İslami Selamet Cephesinin, genel seçimlerden halkın büyük desteğini alarak çıkması Cezayir’de sosyal ve siyasal rejimin karakteri konusunda, Batılı emperyalistleri yakından ilgilendiren bir tartışma başlattı.
Soğuk savaş yıllarında İslamiyet, komünizme karşı bütün dünyada, özellikle de Asya ve Kuzey Afrika ülkelerinde, Amerikan emperyalizminin yakın müttefiki sayılıyor, emperyalizm aleyhine her türden siyasal ve sosyal değişimin karşısında, İslamiyetçin geleneksel tutuculuğuyla etkili olacağı düşünülüyordu. Komünizm karşısında din, emperyalizmin başlıca savunma araçlarından birisi olarak, yalnızca ideolojik planda değil, aynı zamanda siyasi bakımdan da örgütleniyor, gerici Arap rejimlerinin petrol kaynaklarından elde ettiği gelirlerle, her İslam ülkesinde, komünizme karşı dinsel temalara dayanan örgütlenmeler destekleniyordu.
ARAMCO (Arap-Amerikan Petrol Korporasyonu), Suudi Arabistan’dan başlayarak, İran, Suriye, Türkiye, Ürdün, Mısır, Irak vs. gibi ülkelerde militan anti-komünist hareketlerin örgütlenmesinde başlıca finans kaynağı rolü oynuyordu. 60’lı yıllarda, Endonezya’da 500. 000 komünistin, devrimci ve demokratın öldürüldüğü büyük kitle katliamı, Amerikan emperyalizminin dinsel gericilikle oluşturduğu örgütsel ilişki içinde düzenlenmişti. Türkiye’de “Komünizmle Mücadele Dernekleri”, ARAMCO’nun aktif desteği ile kuruldu ve, 60’lı yılların bütün gerici terör eylemlerinde (TİP mitinglerinin basılması, Kanlı Pazar provokasyonu, devrimci öğrenci hareketine karşı saldırılar, vs.) bu örgütlerin militanları ve onlar tarafından kışkırtılanlar tarafından gerçekleştirildi.

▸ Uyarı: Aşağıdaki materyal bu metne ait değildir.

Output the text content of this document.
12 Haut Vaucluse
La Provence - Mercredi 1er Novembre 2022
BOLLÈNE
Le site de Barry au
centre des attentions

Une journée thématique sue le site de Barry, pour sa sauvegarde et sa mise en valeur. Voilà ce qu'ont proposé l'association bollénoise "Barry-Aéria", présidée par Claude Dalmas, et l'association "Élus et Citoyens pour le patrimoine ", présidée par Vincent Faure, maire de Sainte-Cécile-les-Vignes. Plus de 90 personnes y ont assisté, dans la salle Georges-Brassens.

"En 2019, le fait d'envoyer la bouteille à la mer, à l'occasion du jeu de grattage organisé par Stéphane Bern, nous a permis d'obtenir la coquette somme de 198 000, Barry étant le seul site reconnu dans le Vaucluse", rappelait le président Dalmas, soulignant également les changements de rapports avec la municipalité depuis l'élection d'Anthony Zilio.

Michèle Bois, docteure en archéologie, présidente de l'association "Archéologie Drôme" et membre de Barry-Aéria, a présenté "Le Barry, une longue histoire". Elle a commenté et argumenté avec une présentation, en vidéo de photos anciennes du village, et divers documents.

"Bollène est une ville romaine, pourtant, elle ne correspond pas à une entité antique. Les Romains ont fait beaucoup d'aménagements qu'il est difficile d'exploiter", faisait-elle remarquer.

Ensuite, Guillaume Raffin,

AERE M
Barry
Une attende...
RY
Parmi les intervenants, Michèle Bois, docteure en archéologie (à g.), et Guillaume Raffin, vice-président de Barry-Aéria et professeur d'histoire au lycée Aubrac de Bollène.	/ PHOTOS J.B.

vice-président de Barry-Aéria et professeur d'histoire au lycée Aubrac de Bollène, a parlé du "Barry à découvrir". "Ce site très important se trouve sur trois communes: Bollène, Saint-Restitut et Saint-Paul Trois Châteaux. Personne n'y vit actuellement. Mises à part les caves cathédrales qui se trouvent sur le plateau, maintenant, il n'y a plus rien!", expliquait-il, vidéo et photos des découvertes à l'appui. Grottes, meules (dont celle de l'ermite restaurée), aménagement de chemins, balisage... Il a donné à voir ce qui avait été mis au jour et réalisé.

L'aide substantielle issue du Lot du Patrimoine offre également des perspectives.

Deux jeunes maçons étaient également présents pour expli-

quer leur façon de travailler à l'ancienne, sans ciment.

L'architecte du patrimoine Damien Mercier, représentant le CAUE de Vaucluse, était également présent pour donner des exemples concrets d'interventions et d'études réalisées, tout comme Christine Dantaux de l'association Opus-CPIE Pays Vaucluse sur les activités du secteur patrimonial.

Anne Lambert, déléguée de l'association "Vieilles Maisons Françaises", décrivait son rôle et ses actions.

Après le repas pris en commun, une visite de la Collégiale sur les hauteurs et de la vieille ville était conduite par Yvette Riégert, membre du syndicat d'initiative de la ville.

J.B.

“İran İslam Devrimi”, Amerikan emperyalizmi ve İslamiyet arasındaki büyük tarihsel anti-komünist ittifakın sarsıldığı görüntüsü verdi. İranlı mollalar, Şah rejimine karşı büyük kitle hareketleri içinde aktif rol oynayarak demokratik halk hareketinin başına geçme başarısını, halk muhalefetinin önemli unsurları olan devrimci, komünist ve demokrat örgütlerle yakın işbirliği fırsatı içinde göstermişlerdi. Hareketin merkezi önderliğini bir kez ele geçirdikten sonra, da, ilk şiddet eylemlerini, komünistlere, kadın hareketine ve demokrasi güçlerine karşı uyguladılar. Böylece, emperyalizme ve faşist Şah rejimine karşı görünüşte oluşturulan cephenin, aslında anti-komünist karakterini yitirmemiş bir ideolojiyle tarih tarafından geçersiz kılınmış bir ittifak olduğu sonradan görüldü.
Bununla birlikte, “İran İslam Devrimi”, İslamiyet’in siyasal ve sosyal bir güç olarak örgütlenme ve iktidarı ele geçirme olanakları taşıdığını, mevcut siyasal rejimlerle şeriat hükümleri arasındaki çelişmenin, bir muhalefet hareketinin örgütlenmesinde çıkış noktası olarak kullanılabileceğini göstermesi bakımından, diğer İslam ülkelerinde de örnek olarak kabul edilecek bir etki yarattı.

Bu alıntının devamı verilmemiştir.